I have to admit that it is probably a very loose interpretation of the word. Largely it consists of really in depth character lists/charts which force me to answer questions about my character that I would never consider. When I write out my characters experiences, mannerisms, personality etc. it makes it easier to decide what she would do or how she would react to certain situations. And my god, it’s so much easier knowing before hand than it is to try and figure it out as I go along. I find myself thinking, gah, why didn’t I do this before! It really has changed the way I write and if you can’t tell, I’m super excited about it. I’m completing a character chart for each of the characters in the PNR/Horror Romance I mentioned a few weeks back and I’m learning so much about the characters.
So from now on, I am officially a plotter!
So finished reading Amanda Stevens‘ The Kingdom, #2 in her Graveyard Queen series. I’m still not sure how I feel about it. It still has all the creepiness of a southern gothic novel but some of the plot feels a bit overwrought.
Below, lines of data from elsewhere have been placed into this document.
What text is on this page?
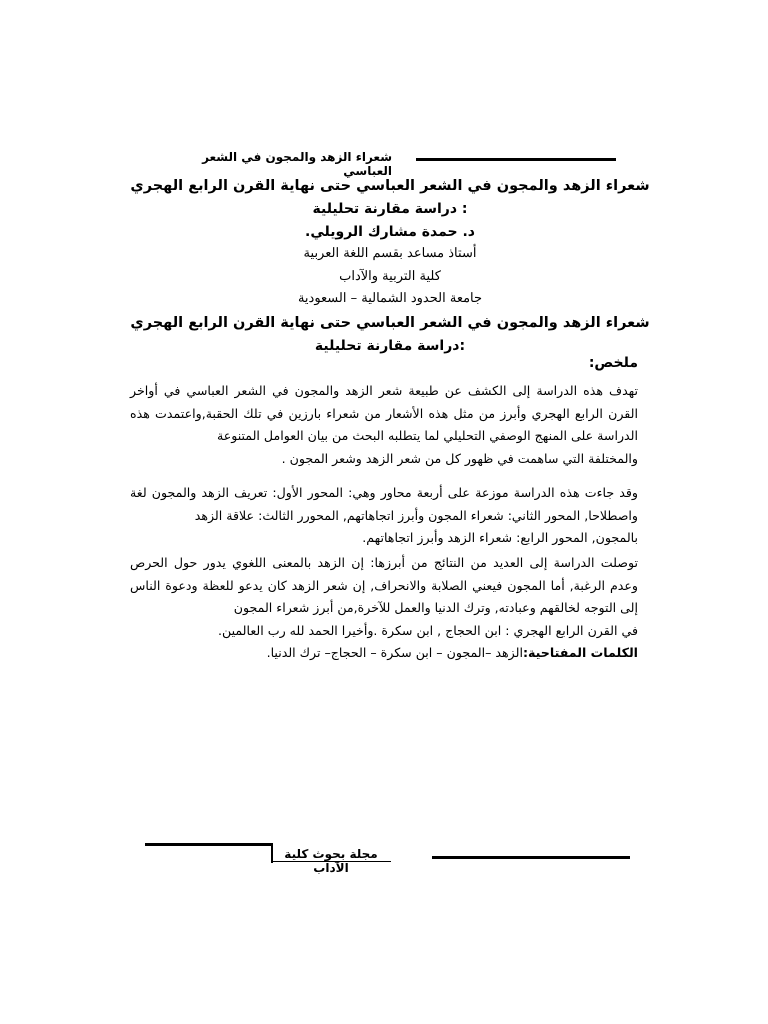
شعراء الزهد والمجون في الشعر العباسي
شعراء الزهد والمجون في الشعر العباسي حتى نهاية القرن الرابع الهجري
: دراسة مقارنة تحليلية
د. حمدة مشارك الرويلي.
أستاذ مساعد بقسم اللغة العربية
كلية التربية والآداب
جامعة الحدود الشمالية – السعودية
شعراء الزهد والمجون في الشعر العباسي حتى نهاية القرن الرابع الهجري
:دراسة مقارنة تحليلية
ملخص:
تهدف هذه الدراسة إلى الكشف عن طبيعة شعر الزهد والمجون في الشعر العباسي في أواخر القرن الرابع الهجري وأبرز من مثل هذه الأشعار من شعراء بارزين في تلك الحقبة,واعتمدت هذه الدراسة على المنهج الوصفي التحليلي لما يتطلبه البحث من بيان العوامل المتنوعة
والمختلفة التي ساهمت في ظهور كل من شعر الزهد وشعر المجون .
وقد جاءت هذه الدراسة موزعة على أربعة محاور وهي: المحور الأول: تعريف الزهد والمجون لغة واصطلاحا, المحور الثاني: شعراء المجون وأبرز اتجاهاتهم, المحورر الثالث: علاقة الزهد
بالمجون, المحور الرابع: شعراء الزهد وأبرز اتجاهاتهم.
توصلت الدراسة إلى العديد من النتائج من أبرزها: إن الزهد بالمعنى اللغوي يدور حول الحرص وعدم الرغبة, أما المجون فيعني الصلابة والانحراف, إن شعر الزهد كان يدعو للعظة ودعوة الناس إلى التوجه لخالقهم وعبادته, وترك الدنيا والعمل للآخرة,من أبرز شعراء المجون
في القرن الرابع الهجري : ابن الحجاج , ابن سكرة .وأخيرا الحمد لله رب العالمين.
الكلمات المفتاحية:الزهد –المجون – ابن سكرة – الحجاج– ترك الدنيا.
مجلة بحوث كلية الآداب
Sure it explains Amelia’s background and we find out who her mother is and why she can see ghosts but I meh, something about it feels weird. Maybe I’m supposed to feel that way, I don’t know. I wasn’t sold on the attraction between Thane and Amelia either. I actually think this book could have been good without that romantic element or if it was used, create more of a link between it and the attraction between Amelia and Devlin. It also kinda has the feel of a filler book–just a bridge between book 1, The Restorer and book 3, The Prophet (due out April 24). None of this makes me feel apprehensive about reading The Prophet though. At least The Prophet will have more Devlin :). Mmm…Devlin.